Aus für die Glühbirne

Sie haben es wohl auch in den letzten Tagen gelesen. Erst Australien, dann Neuseeland und jetzt macht auch die Europäische Union ernst. Das Aus für die Glühbirne kommt.

Ich will kurz beschreiben, wie die Regelung der EU aussieht, denn es ist so, dass nicht alle Glühbirnen am selben Tag aus dem Regal verschwinden werden. Das Verbot soll schrittweise in Kraft treten und jedes Jahr lt. EU-Kommission 23 Mio. Tonnen an Treibhausgas-Emissionen sparen.

Laut dem Stufenplan dürften ab dem 1. September 2009 Glühbirnen ab 100 Watt nicht mehr auf den Markt gebracht werden. Jedoch wäre der Verkauf aus Lagerbeständen noch erlaubt. Mit 1. September 2010 soll das Verbot auf Glühbirnen ab 75 Watt ausgeweitet werden, ein Jahr später auf 60 Watt und ab 1. September 2012 auf alle Leichtkörper über 25 Watt. Im Jahr darauf sollen die Effizienzkriterien angepasst werden; ab September 2016 werden dann auch die nicht effizienten Halogenlampen verboten. Damit könnten tatsächlich nur noch Energiesparlampen oder andere Leuchttechnologien als Glühbirnen-Ersatz verwendet werden.

In Kraft gesetzt ist die Regelung aber noch nicht. Der Beschluss muss noch vom EU-Parlament bestätigt werden. In Kraft tritt die Richtlinie mit Veröffentlichung im Europäischen Amtsblatt, was aller Voraussicht nach bis spätestens Juni 2009 der Fall sein soll. Nach fünf Jahren soll die Regelung überprüft werden.

DIe EU-Kommission rechnet mit Einsparungen von rund 5,3 Mrd. Euro pro Jahr, was etwa ein Drittel der Gesamtausgaben für Beleuchtung entspricht. Die negativen Auswirkungen auf die produzierende Industrie schätzt die Kommission gering ein: Nur noch 8.000 von insgesamt 50.000 Menschen, die in der Beleuchtungsbranche beschäftigt sind, produzierten klassische Glühbirnen. Dafür wird neue wirtschaftliche Dynamik im Bereich der Energiesparlampen und LED-Technik erwaret.

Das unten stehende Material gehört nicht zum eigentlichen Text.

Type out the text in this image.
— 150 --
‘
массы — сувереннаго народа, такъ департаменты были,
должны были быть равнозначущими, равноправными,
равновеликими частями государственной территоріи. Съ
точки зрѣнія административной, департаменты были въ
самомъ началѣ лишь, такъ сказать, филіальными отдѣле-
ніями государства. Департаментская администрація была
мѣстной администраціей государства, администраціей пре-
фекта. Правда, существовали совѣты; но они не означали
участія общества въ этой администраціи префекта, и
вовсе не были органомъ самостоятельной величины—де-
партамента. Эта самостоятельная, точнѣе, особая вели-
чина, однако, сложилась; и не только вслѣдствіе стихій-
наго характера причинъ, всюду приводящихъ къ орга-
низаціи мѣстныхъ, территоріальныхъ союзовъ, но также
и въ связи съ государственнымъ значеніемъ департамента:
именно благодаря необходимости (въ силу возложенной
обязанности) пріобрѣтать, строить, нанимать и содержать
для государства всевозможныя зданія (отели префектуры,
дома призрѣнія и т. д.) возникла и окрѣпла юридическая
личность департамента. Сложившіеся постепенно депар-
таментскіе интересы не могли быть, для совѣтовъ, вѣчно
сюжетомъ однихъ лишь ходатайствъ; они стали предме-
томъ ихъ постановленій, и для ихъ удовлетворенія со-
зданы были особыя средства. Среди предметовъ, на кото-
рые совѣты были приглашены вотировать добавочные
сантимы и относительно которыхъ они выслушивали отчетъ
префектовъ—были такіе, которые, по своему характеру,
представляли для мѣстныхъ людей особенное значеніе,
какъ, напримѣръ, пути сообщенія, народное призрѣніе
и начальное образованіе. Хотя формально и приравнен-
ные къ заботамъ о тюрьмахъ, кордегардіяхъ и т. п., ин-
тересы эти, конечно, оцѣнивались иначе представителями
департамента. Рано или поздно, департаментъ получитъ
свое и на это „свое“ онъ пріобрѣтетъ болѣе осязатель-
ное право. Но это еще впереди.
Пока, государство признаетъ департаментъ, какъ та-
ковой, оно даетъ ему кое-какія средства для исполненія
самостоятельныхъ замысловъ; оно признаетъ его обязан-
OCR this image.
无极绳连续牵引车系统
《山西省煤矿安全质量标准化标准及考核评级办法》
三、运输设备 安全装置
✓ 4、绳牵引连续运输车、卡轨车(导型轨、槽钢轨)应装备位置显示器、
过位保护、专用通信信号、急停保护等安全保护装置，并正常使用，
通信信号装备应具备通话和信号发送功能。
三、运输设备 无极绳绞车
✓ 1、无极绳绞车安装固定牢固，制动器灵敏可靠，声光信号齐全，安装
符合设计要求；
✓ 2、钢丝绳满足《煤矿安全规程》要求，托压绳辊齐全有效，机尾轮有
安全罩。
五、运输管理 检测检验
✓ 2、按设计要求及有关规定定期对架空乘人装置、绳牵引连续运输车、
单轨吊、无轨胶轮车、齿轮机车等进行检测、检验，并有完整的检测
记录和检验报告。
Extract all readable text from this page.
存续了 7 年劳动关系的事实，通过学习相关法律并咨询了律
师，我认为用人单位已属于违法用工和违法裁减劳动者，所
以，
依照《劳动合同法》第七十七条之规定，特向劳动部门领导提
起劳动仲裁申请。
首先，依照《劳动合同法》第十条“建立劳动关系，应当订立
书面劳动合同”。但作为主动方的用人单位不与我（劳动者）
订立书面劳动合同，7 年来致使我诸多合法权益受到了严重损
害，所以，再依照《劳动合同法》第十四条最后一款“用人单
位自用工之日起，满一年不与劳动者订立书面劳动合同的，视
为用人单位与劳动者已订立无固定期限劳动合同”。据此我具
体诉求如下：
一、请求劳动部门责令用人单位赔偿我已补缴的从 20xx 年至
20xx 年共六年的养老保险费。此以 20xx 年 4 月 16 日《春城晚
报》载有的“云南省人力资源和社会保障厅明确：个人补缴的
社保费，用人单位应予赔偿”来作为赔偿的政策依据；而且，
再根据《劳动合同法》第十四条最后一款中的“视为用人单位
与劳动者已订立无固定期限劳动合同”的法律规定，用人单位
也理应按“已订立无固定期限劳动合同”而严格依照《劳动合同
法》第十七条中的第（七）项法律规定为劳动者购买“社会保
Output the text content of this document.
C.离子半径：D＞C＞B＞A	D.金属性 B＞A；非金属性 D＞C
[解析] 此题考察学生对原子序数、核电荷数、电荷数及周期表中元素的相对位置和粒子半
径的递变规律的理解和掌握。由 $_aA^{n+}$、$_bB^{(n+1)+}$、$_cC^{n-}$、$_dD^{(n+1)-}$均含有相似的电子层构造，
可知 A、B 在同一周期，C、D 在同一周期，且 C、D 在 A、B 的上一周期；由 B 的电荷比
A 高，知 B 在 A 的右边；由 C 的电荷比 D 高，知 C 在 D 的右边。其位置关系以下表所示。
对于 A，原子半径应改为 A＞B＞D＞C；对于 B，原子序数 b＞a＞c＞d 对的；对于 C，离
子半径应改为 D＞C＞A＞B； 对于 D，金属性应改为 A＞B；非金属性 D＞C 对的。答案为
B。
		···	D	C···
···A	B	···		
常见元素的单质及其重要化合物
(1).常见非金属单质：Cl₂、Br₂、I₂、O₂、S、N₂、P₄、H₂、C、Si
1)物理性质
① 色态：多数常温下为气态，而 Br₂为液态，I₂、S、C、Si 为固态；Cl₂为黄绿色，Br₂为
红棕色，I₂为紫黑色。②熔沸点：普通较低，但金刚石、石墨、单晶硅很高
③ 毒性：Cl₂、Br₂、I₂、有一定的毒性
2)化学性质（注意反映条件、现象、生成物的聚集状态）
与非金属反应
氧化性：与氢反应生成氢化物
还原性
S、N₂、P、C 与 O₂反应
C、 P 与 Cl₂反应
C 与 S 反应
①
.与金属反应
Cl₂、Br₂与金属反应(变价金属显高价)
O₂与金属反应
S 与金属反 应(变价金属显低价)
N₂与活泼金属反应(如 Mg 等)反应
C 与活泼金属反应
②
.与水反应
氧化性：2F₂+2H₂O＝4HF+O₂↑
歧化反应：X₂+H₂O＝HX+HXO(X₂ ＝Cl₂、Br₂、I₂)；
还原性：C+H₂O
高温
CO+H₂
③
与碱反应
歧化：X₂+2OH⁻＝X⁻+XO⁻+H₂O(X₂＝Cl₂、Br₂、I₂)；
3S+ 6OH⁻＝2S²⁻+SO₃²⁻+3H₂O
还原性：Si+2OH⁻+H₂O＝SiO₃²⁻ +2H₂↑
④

Übrigens nicht alle Menschen sind glücklich mit dem Glühbirnen-Aus. Befürchtet werden geringere Beleuchtungsqualität, schlechtere Dimmbarkeit und Probleme bei der Entsorgung (Quecksilber). Mein Eindruck ist, dass derzeit sehr viel in Technologie & Forschung investiert wird (auch hier im Burgenland), um die neuen Leuchttechnologien noch besser und dennoch effizient zu gestalten. Neben der üblichen Alternativen zur Glühlampe wie der Energiesparlampe setzen die großen Hersteller wie Philips und Osram stark auf Beleuchtung mittels LED-Technik. Auch ich sehe hier die große Zukunft.

Warum´s der Glühbirne so sehr an den Kragen geht, ist leicht erklärt.
Weltweit entfallen rund 19 Prozent der verbrauchten Elektrizität auf Leuchtquellen. Sie setzt gerade mal fünf Prozent ihres Energiebedarfs in Licht um. Den Rest verschwendet sie darauf, das ummantelnde Glas zu heizen. Sie ist damit deutlich ineffizienter als die Energiesparlampe.

Übrigens: Insbesondere im Winter wird besonders viel für Beleuchtung aufgewendet, was vor allem mit dem Nutzungsverhalten zu tun hat. Hier ist Ihr persönliches Sparpotential am grössten. Die Leuchten sind teils 16 Stunden/Tag in Betrieb; das Licht wird nicht abgedreht, obwohl es nicht gebraucht wird etc. Technisch können hier Zeitschaltuhren und Bewegungsmelder helfen. Gerade im Winter gilt: Ein effizienter Umgang mit Licht senkt sowohl Ihren Stromverbrauch wie auch Ihre Energiekosten.